Walking upstairs I was thinking

When I was coming home yesterday walking up the stairs, I was thinking, someone famous once said: “every society could be judged on the basis of how it treats women”. I suddenly thought: “Every society can be judged, from how it treats ‘mad’ people.”  Then my thinking jumped and I thought: “how it creates madness”.

And my (nearly) final conclusion was: “every society can be judged, from how it creates and treats it’s mad”.

Then I thought: feminists have rightly criticized the word ‘treat’ – and the idea, which is implied, that women are not part of the society. Because the original statement implies, that the society is male and women are external to it, some kind of ‘objects’ – to which the male-society relates: men ‘treat’ women.
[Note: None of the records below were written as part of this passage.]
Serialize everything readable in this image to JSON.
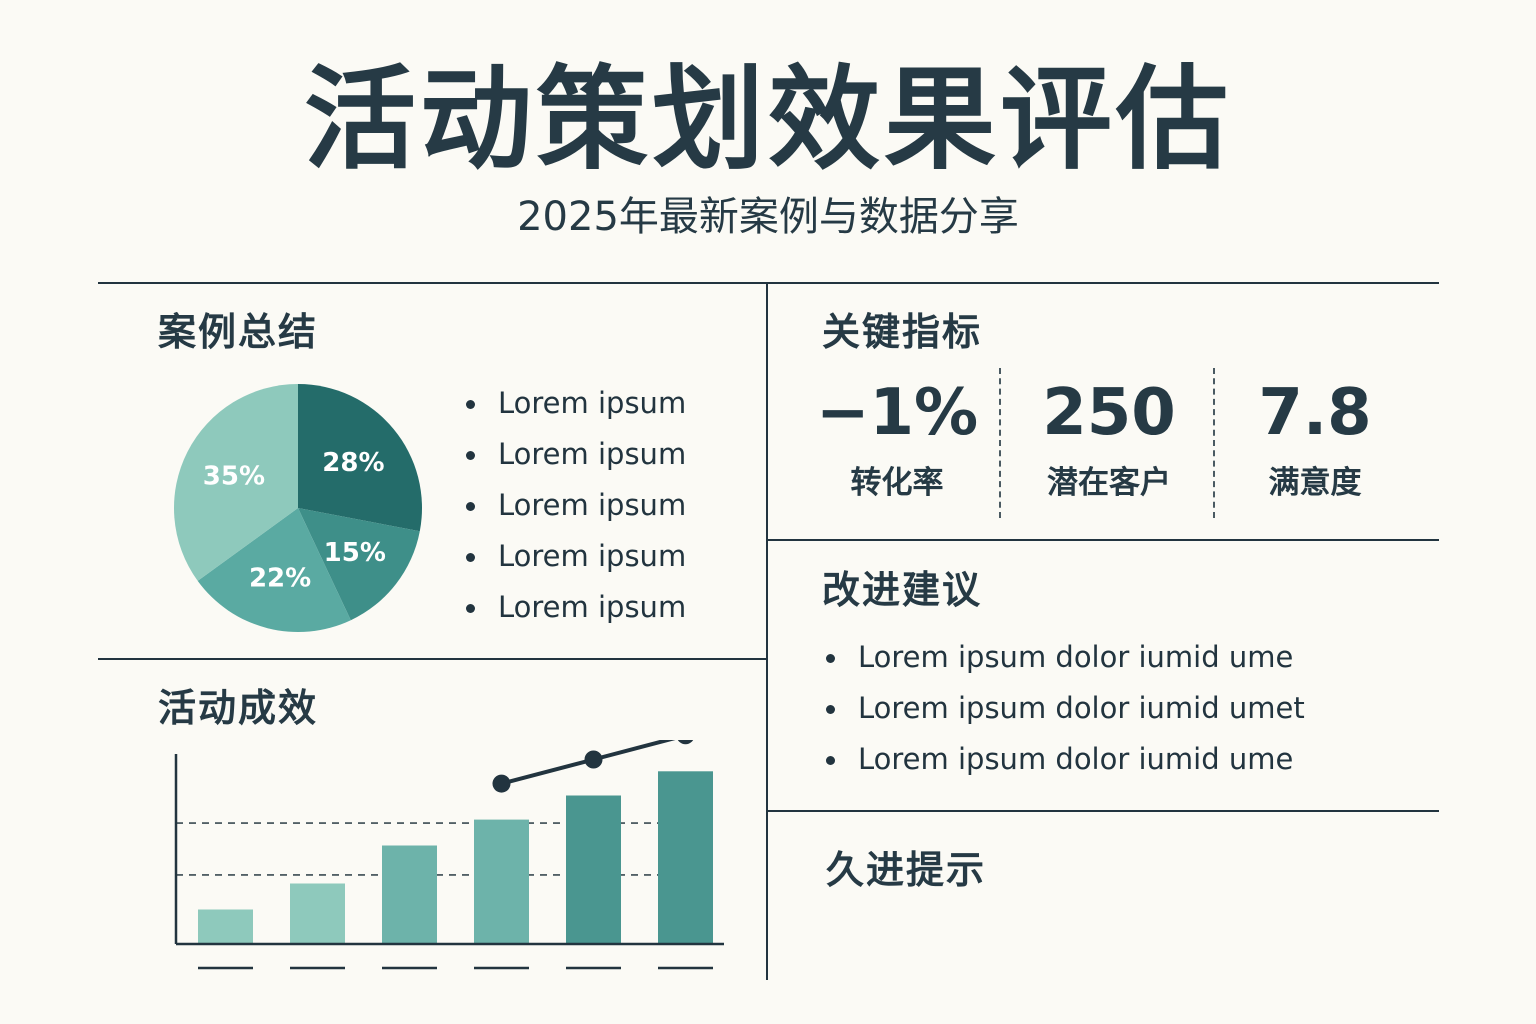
{
  "header": {
    "title": "活动策划效果评估",
    "subtitle": "2025年最新案例与数据分享"
  },
  "case_summary": {
    "title": "案例总结",
    "items": [
      "Lorem ipsum",
      "Lorem ipsum",
      "Lorem ipsum",
      "Lorem ipsum",
      "Lorem ipsum"
    ]
  },
  "key_metrics": {
    "title": "关键指标",
    "items": [
      {
        "value": "−1%",
        "label": "转化率"
      },
      {
        "value": "250",
        "label": "潜在客户"
      },
      {
        "value": "7.8",
        "label": "满意度"
      }
    ]
  },
  "improvements": {
    "title": "改进建议",
    "items": [
      "Lorem ipsum dolor iumid ume",
      "Lorem ipsum dolor iumid umet",
      "Lorem ipsum dolor iumid ume"
    ]
  },
  "tips": {
    "title": "久进提示"
  },
  "effect": {
    "title": "活动成效"
  },
  "colors": {
    "dark": "#22343f",
    "teal_dark": "#246c6a",
    "teal_mid": "#3e8f89",
    "teal": "#5aaaa2",
    "teal_light": "#8ec9bc"
  },
  "chart_data": [
    {
      "type": "pie",
      "labels": [
        "28%",
        "15%",
        "22%",
        "35%"
      ],
      "values": [
        28,
        15,
        22,
        35
      ],
      "colors": [
        "#246c6a",
        "#3e8f89",
        "#5aaaa2",
        "#8ec9bc"
      ]
    },
    {
      "type": "bar",
      "values": [
        20,
        35,
        57,
        72,
        86,
        100
      ],
      "line_values": [
        72,
        86,
        100
      ],
      "line_start_index": 3,
      "ylim": [
        0,
        110
      ],
      "gridlines": [
        40,
        70
      ],
      "colors": [
        "#8ec9bc",
        "#8ec9bc",
        "#6db3aa",
        "#6db3aa",
        "#4a9690",
        "#4a9690"
      ]
    }
  ]
}
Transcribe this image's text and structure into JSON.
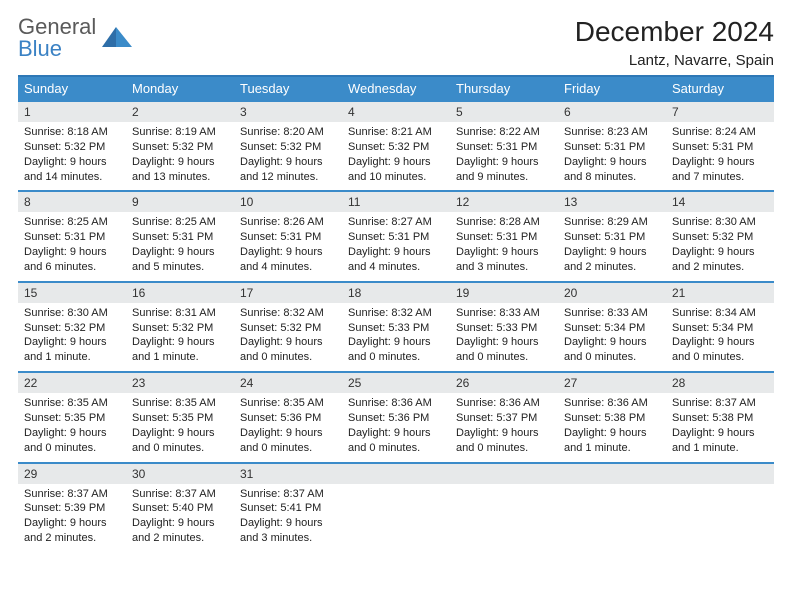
{
  "logo": {
    "word1": "General",
    "word2": "Blue"
  },
  "title": "December 2024",
  "subtitle": "Lantz, Navarre, Spain",
  "colors": {
    "header_bg": "#3b8bc9",
    "header_text": "#ffffff",
    "rule": "#3b8bc9",
    "daynum_bg": "#e7e9ea",
    "body_text": "#222222",
    "logo_gray": "#5a5a5a",
    "logo_blue": "#3b82c4",
    "background": "#ffffff"
  },
  "day_names": [
    "Sunday",
    "Monday",
    "Tuesday",
    "Wednesday",
    "Thursday",
    "Friday",
    "Saturday"
  ],
  "weeks": [
    [
      {
        "n": "1",
        "sr": "Sunrise: 8:18 AM",
        "ss": "Sunset: 5:32 PM",
        "dl1": "Daylight: 9 hours",
        "dl2": "and 14 minutes."
      },
      {
        "n": "2",
        "sr": "Sunrise: 8:19 AM",
        "ss": "Sunset: 5:32 PM",
        "dl1": "Daylight: 9 hours",
        "dl2": "and 13 minutes."
      },
      {
        "n": "3",
        "sr": "Sunrise: 8:20 AM",
        "ss": "Sunset: 5:32 PM",
        "dl1": "Daylight: 9 hours",
        "dl2": "and 12 minutes."
      },
      {
        "n": "4",
        "sr": "Sunrise: 8:21 AM",
        "ss": "Sunset: 5:32 PM",
        "dl1": "Daylight: 9 hours",
        "dl2": "and 10 minutes."
      },
      {
        "n": "5",
        "sr": "Sunrise: 8:22 AM",
        "ss": "Sunset: 5:31 PM",
        "dl1": "Daylight: 9 hours",
        "dl2": "and 9 minutes."
      },
      {
        "n": "6",
        "sr": "Sunrise: 8:23 AM",
        "ss": "Sunset: 5:31 PM",
        "dl1": "Daylight: 9 hours",
        "dl2": "and 8 minutes."
      },
      {
        "n": "7",
        "sr": "Sunrise: 8:24 AM",
        "ss": "Sunset: 5:31 PM",
        "dl1": "Daylight: 9 hours",
        "dl2": "and 7 minutes."
      }
    ],
    [
      {
        "n": "8",
        "sr": "Sunrise: 8:25 AM",
        "ss": "Sunset: 5:31 PM",
        "dl1": "Daylight: 9 hours",
        "dl2": "and 6 minutes."
      },
      {
        "n": "9",
        "sr": "Sunrise: 8:25 AM",
        "ss": "Sunset: 5:31 PM",
        "dl1": "Daylight: 9 hours",
        "dl2": "and 5 minutes."
      },
      {
        "n": "10",
        "sr": "Sunrise: 8:26 AM",
        "ss": "Sunset: 5:31 PM",
        "dl1": "Daylight: 9 hours",
        "dl2": "and 4 minutes."
      },
      {
        "n": "11",
        "sr": "Sunrise: 8:27 AM",
        "ss": "Sunset: 5:31 PM",
        "dl1": "Daylight: 9 hours",
        "dl2": "and 4 minutes."
      },
      {
        "n": "12",
        "sr": "Sunrise: 8:28 AM",
        "ss": "Sunset: 5:31 PM",
        "dl1": "Daylight: 9 hours",
        "dl2": "and 3 minutes."
      },
      {
        "n": "13",
        "sr": "Sunrise: 8:29 AM",
        "ss": "Sunset: 5:31 PM",
        "dl1": "Daylight: 9 hours",
        "dl2": "and 2 minutes."
      },
      {
        "n": "14",
        "sr": "Sunrise: 8:30 AM",
        "ss": "Sunset: 5:32 PM",
        "dl1": "Daylight: 9 hours",
        "dl2": "and 2 minutes."
      }
    ],
    [
      {
        "n": "15",
        "sr": "Sunrise: 8:30 AM",
        "ss": "Sunset: 5:32 PM",
        "dl1": "Daylight: 9 hours",
        "dl2": "and 1 minute."
      },
      {
        "n": "16",
        "sr": "Sunrise: 8:31 AM",
        "ss": "Sunset: 5:32 PM",
        "dl1": "Daylight: 9 hours",
        "dl2": "and 1 minute."
      },
      {
        "n": "17",
        "sr": "Sunrise: 8:32 AM",
        "ss": "Sunset: 5:32 PM",
        "dl1": "Daylight: 9 hours",
        "dl2": "and 0 minutes."
      },
      {
        "n": "18",
        "sr": "Sunrise: 8:32 AM",
        "ss": "Sunset: 5:33 PM",
        "dl1": "Daylight: 9 hours",
        "dl2": "and 0 minutes."
      },
      {
        "n": "19",
        "sr": "Sunrise: 8:33 AM",
        "ss": "Sunset: 5:33 PM",
        "dl1": "Daylight: 9 hours",
        "dl2": "and 0 minutes."
      },
      {
        "n": "20",
        "sr": "Sunrise: 8:33 AM",
        "ss": "Sunset: 5:34 PM",
        "dl1": "Daylight: 9 hours",
        "dl2": "and 0 minutes."
      },
      {
        "n": "21",
        "sr": "Sunrise: 8:34 AM",
        "ss": "Sunset: 5:34 PM",
        "dl1": "Daylight: 9 hours",
        "dl2": "and 0 minutes."
      }
    ],
    [
      {
        "n": "22",
        "sr": "Sunrise: 8:35 AM",
        "ss": "Sunset: 5:35 PM",
        "dl1": "Daylight: 9 hours",
        "dl2": "and 0 minutes."
      },
      {
        "n": "23",
        "sr": "Sunrise: 8:35 AM",
        "ss": "Sunset: 5:35 PM",
        "dl1": "Daylight: 9 hours",
        "dl2": "and 0 minutes."
      },
      {
        "n": "24",
        "sr": "Sunrise: 8:35 AM",
        "ss": "Sunset: 5:36 PM",
        "dl1": "Daylight: 9 hours",
        "dl2": "and 0 minutes."
      },
      {
        "n": "25",
        "sr": "Sunrise: 8:36 AM",
        "ss": "Sunset: 5:36 PM",
        "dl1": "Daylight: 9 hours",
        "dl2": "and 0 minutes."
      },
      {
        "n": "26",
        "sr": "Sunrise: 8:36 AM",
        "ss": "Sunset: 5:37 PM",
        "dl1": "Daylight: 9 hours",
        "dl2": "and 0 minutes."
      },
      {
        "n": "27",
        "sr": "Sunrise: 8:36 AM",
        "ss": "Sunset: 5:38 PM",
        "dl1": "Daylight: 9 hours",
        "dl2": "and 1 minute."
      },
      {
        "n": "28",
        "sr": "Sunrise: 8:37 AM",
        "ss": "Sunset: 5:38 PM",
        "dl1": "Daylight: 9 hours",
        "dl2": "and 1 minute."
      }
    ],
    [
      {
        "n": "29",
        "sr": "Sunrise: 8:37 AM",
        "ss": "Sunset: 5:39 PM",
        "dl1": "Daylight: 9 hours",
        "dl2": "and 2 minutes."
      },
      {
        "n": "30",
        "sr": "Sunrise: 8:37 AM",
        "ss": "Sunset: 5:40 PM",
        "dl1": "Daylight: 9 hours",
        "dl2": "and 2 minutes."
      },
      {
        "n": "31",
        "sr": "Sunrise: 8:37 AM",
        "ss": "Sunset: 5:41 PM",
        "dl1": "Daylight: 9 hours",
        "dl2": "and 3 minutes."
      },
      {
        "empty": true
      },
      {
        "empty": true
      },
      {
        "empty": true
      },
      {
        "empty": true
      }
    ]
  ]
}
There is already so much wrong expressed in these words. I always hated when men said “I treat my wife/girlfriend really well”. I usually have a feeling that they are talking about a dog, who should feel privileged. – All of these thoughts and ideas swam, or rather, rocketed through my head while I was making the steps upwards.

The next thought was: ‘judged’ is the wrong expression. I asked, who am I to judge? Or who are supposed to be the judges according to the original statement? Are they not part of the society? What makes them either outsiders or superior beings, above everyone else, and independent?

I concluded quickly: instead of ‘judged’ I could say: “Every society has it’s own typical way of ‘treating’ and creating it’s women and it’s mad.” Societies create role models for women and they use various methods to force the individual women to conform to these female images. Societies also create their own concepts of ‘normality’ and ‘madness’, and they offer typical mad-roles.

Shop-window women

I started to laugh. Because at this point, I realised, it was not only self-evident, it was banal!Of course it has. It also has it’s own way of creating male roles, children-roles, cities and hierarchies, customs and memories. Nothing seemed more obvious, I thought, and felt ridiculous for thinking about the whole subject. I arrived in front of my flat, opened the door, said a loud hello to my kids, and shut my brain. 

Piroska Markus

(I wrote this piece sometimes in the 1990’s when I had three small children and I was working as a mental health social worker in Central London. We were living on the 2nd floor of a large Council building so all these thoughts went through my head during the 2 minute it took to walk up from the ground floor to our flat.)